Boaventura de Sousa Santos
Cento e oitenta quatro anos depois, o Brasil parece finalmente estar a passar do período da pós-independência para o período pós-colonial. A entrada neste último período dá-se pela constatação, discutida na esfera pública, de que o colonialismo, longe de ter terminado com a independência, continuou sob outras formas mas sempre em coerência com o seu princípio matricial: o racismo como uma forma de hierarquia social não intencional porque assente na desigualdade natural das raças. Esta constatação pública é o primeiro passo para se iniciar a viragem descolonial, mas esta só ocorrerá se o racismo for confrontado por uma vontade política desracializante firme e sustentável. A construção dessa vontade política é um processo complexo mas tem a seu favor, não só um punhado de convenções internacionais, como também e, sobretudo, a força política dos movimentos sociais protagonizados pelas vítimas inconformadas da discriminação racial. A viragem descolonial para ser eficaz, tem de ocorrer no Estado e na sociedade, no espaço público e no espaço privado, no trabalho e no lazer, na educação e na saúde. É, pois, um processo civilizatório, tão complexo quanto irreversível.

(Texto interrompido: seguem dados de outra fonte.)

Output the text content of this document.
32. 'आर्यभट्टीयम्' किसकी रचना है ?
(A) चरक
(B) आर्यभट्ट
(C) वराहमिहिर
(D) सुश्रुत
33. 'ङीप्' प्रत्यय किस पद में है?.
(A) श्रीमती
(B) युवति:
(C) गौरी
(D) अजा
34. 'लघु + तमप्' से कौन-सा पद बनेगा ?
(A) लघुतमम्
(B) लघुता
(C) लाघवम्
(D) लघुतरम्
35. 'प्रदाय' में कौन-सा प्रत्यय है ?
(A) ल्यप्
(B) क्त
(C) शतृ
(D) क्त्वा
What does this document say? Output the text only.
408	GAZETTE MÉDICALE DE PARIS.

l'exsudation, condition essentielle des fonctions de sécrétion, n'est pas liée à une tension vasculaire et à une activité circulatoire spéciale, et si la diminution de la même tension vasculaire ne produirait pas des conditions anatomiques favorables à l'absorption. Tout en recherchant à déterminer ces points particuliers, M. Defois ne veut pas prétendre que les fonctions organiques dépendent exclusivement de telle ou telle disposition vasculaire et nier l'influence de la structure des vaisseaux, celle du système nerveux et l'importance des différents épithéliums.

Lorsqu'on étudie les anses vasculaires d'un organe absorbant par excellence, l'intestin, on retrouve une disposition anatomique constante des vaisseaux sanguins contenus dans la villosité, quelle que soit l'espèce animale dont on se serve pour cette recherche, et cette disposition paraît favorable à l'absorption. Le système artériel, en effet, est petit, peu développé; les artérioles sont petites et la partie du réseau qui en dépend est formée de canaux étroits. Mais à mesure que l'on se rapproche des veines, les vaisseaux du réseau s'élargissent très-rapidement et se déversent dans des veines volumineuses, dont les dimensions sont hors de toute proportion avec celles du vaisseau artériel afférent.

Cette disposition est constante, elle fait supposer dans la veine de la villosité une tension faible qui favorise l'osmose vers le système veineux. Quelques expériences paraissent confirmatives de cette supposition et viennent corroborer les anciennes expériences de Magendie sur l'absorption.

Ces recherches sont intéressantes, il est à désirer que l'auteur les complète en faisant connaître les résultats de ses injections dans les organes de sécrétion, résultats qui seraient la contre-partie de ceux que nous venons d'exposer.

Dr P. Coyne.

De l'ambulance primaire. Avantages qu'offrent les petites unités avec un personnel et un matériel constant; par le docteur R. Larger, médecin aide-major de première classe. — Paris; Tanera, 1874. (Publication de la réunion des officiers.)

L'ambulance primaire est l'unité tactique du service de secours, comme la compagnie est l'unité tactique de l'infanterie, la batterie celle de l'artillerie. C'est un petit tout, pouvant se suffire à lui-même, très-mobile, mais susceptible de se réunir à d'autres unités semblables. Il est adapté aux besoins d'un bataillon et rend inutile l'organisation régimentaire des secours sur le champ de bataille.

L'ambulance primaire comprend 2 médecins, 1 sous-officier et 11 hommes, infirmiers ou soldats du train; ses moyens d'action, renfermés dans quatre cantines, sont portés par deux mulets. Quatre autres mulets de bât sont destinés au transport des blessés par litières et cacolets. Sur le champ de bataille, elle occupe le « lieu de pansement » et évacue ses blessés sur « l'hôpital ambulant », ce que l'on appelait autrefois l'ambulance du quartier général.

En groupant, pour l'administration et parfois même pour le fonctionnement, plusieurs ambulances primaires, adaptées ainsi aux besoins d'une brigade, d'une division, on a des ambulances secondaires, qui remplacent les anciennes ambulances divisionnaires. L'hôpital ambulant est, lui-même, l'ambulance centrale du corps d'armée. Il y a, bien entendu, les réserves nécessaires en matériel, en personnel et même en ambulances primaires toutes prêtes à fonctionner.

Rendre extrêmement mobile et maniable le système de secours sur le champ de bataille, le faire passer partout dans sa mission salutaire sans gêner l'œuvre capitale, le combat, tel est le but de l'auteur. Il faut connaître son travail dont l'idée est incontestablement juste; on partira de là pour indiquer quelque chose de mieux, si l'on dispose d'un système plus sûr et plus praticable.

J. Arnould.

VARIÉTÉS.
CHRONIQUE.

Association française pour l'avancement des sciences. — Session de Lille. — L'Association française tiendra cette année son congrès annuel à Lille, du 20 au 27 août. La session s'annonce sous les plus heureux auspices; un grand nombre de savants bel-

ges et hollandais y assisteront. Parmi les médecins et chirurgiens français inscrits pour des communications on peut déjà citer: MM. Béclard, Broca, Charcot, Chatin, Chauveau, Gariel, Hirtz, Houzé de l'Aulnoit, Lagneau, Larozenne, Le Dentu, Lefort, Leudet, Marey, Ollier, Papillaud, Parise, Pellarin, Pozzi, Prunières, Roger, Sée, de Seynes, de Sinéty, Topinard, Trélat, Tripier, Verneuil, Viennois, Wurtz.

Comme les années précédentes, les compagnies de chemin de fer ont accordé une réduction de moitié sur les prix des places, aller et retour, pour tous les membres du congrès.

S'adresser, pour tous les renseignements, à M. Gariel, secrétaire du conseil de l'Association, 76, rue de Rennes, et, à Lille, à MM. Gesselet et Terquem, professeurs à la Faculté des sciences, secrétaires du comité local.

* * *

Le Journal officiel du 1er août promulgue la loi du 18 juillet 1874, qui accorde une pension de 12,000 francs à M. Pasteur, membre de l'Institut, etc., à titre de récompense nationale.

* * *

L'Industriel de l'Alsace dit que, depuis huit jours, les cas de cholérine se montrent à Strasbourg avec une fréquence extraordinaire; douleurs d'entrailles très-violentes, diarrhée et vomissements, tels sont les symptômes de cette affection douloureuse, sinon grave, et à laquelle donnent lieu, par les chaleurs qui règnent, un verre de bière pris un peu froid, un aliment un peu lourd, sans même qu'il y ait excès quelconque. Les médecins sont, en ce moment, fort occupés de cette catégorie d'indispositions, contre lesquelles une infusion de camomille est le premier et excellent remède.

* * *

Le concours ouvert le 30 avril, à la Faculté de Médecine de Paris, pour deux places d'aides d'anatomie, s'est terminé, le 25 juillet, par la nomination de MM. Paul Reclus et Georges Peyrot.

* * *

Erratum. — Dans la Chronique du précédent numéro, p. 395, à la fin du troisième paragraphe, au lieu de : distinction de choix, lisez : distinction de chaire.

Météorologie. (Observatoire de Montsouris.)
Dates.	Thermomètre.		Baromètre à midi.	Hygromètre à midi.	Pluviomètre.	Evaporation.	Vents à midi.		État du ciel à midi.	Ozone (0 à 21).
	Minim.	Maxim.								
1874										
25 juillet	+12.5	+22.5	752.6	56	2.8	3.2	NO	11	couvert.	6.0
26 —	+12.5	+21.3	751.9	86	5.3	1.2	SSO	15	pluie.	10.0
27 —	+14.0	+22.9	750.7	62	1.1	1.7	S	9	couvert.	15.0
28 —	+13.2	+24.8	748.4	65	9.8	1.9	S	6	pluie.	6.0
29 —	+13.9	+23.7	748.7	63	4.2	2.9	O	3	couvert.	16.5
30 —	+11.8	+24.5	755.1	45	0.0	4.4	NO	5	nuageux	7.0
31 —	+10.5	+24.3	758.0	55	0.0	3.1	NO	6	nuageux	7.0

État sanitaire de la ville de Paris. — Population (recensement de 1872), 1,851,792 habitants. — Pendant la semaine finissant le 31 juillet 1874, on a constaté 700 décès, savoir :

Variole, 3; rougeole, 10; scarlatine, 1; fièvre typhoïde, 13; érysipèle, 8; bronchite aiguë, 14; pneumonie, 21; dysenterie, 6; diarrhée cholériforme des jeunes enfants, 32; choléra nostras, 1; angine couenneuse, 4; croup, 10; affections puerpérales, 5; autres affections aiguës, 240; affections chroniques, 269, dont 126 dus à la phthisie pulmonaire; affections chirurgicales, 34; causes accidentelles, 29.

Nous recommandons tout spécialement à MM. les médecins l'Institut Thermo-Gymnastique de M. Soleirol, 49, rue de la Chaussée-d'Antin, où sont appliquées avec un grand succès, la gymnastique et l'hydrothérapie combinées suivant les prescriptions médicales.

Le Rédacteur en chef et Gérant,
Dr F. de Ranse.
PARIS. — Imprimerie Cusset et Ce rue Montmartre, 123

A modernidade ocidental foi na sua origem, simultaneamente um processo europeu, dotado de mecanismos poderosos como a liberdade, igualdade, secularização, inovação científica, direito internacional e progresso, e um processo extra-europeu, dotado de mecanismos não menos poderosos como o colonialismo, racismo, genocídio, escravatura, destruição cultural, impunidade, não-ética da guerra. Um não existiria sem o outro. Por terem sido concedidas aos descendentes dos colonos europeus e não aos povos originários ou aos para aqui trazidos pela escravatura (com excepção do Haiti), as independências latino americanas legitimaram o novo poder por via dos mecanismos do processo europeu para poderem continuar a exercê-lo por via dos mecanismos do processo extra europeu. Assim se naturalizou um sistema de poder que, sem contradição aparente, afirma a liberdade e a igualdade e pratica a opressão e a desigualdade. Um sistema até hoje em vigor, ou seja, até à entrada no período pós-colonial.
Assentes neste sistema de poder, os ideais republicanos da igualdade constituem uma hipocrisia sistémica. Só quem pertence à raça dominante tem o direito (e a arrogância) de dizer que a raça não existe ou que a identidade étnica é uma invenção. Uma democracia hipócrita não chega sequer a ter o mérito da hipocrisia democratizada. O máximo de consciência possível desta democracia hipócrita é diluir a discriminação racial na discriminação social. Admite que os negros e os indígenas são discriminados porque são pobres para não ter de admitir que eles são pobres porque são negros e indígenas. É, pois, uma democracia de muito baixa intensidade. A sua crise final começa no momento em que as vítimas da discriminação se organizam para lutar contra a ideologia que os declara ausentes e as práticas que os oprimem enquanto presenças desvalorizadas. São lutas por uma democracia de alta intensidade e por um republicanismo robusto. Distinguem-se dos seus antecessores por duas razões. Em primeiro lugar, assentam na luta simultânea pela igualdade e pelo reconhecimento da diferença. Reivindicam o direito de ser iguais quando a diferença os inferioriza e o direito de ser diferentes quando a igualdade os descaracteriza. Em segundo lugar, apostam em soluções institucionais dentro e fora do Estado para que o reconhecimento dos dois princípios seja efectivo. Daí a luta pelos projectos de lei de Cotas e do Estatuto da Igualdade Racial. O alto valor democrático destes projectos de lei reside na ideia de que o reconhecimento da existência do racismo só é legítimo quando visa a eliminação do racismo. É o único antídoto eficaz contra os que têm o poder de desconhecer ou negar o racismo para o continuarem a praticar impunemente.
Estes projectos de lei, se aprovados e aplicados, darão ao Brasil uma nova autoridade moral e um novo protagonismo político no plano internacional. Mas será, no plano interno, que os seus efeitos positivos mais se farão sentir: a construção de uma coesão social sem a enorme sombra do silêncio dos excluídos. Para que tal ocorra, os movimentos sociais não podem confiar demasiado na vontade dos governantes dado que eles são produtos do sistema de poder que naturalizou a discriminação racial. Para que eles sintam a vontade de se descolonizarem é necessário pressioná-los e mostrar-lhes que o seu futuro colonial tem os dias contados. Esta pressão não pode ser obra exclusiva do movimento negro e do movimento indígena. É necessário que o MST, os movimentos de direitos humanos, sindicais, feministas, ecológicos, etc., se juntem à luta no entendimento de que, no momento presente, a luta pelas cotas e pela igualdade racial condensa, de modo privilegiado, as contradições de que nascem todas as outras lutas em que estão envolvidos.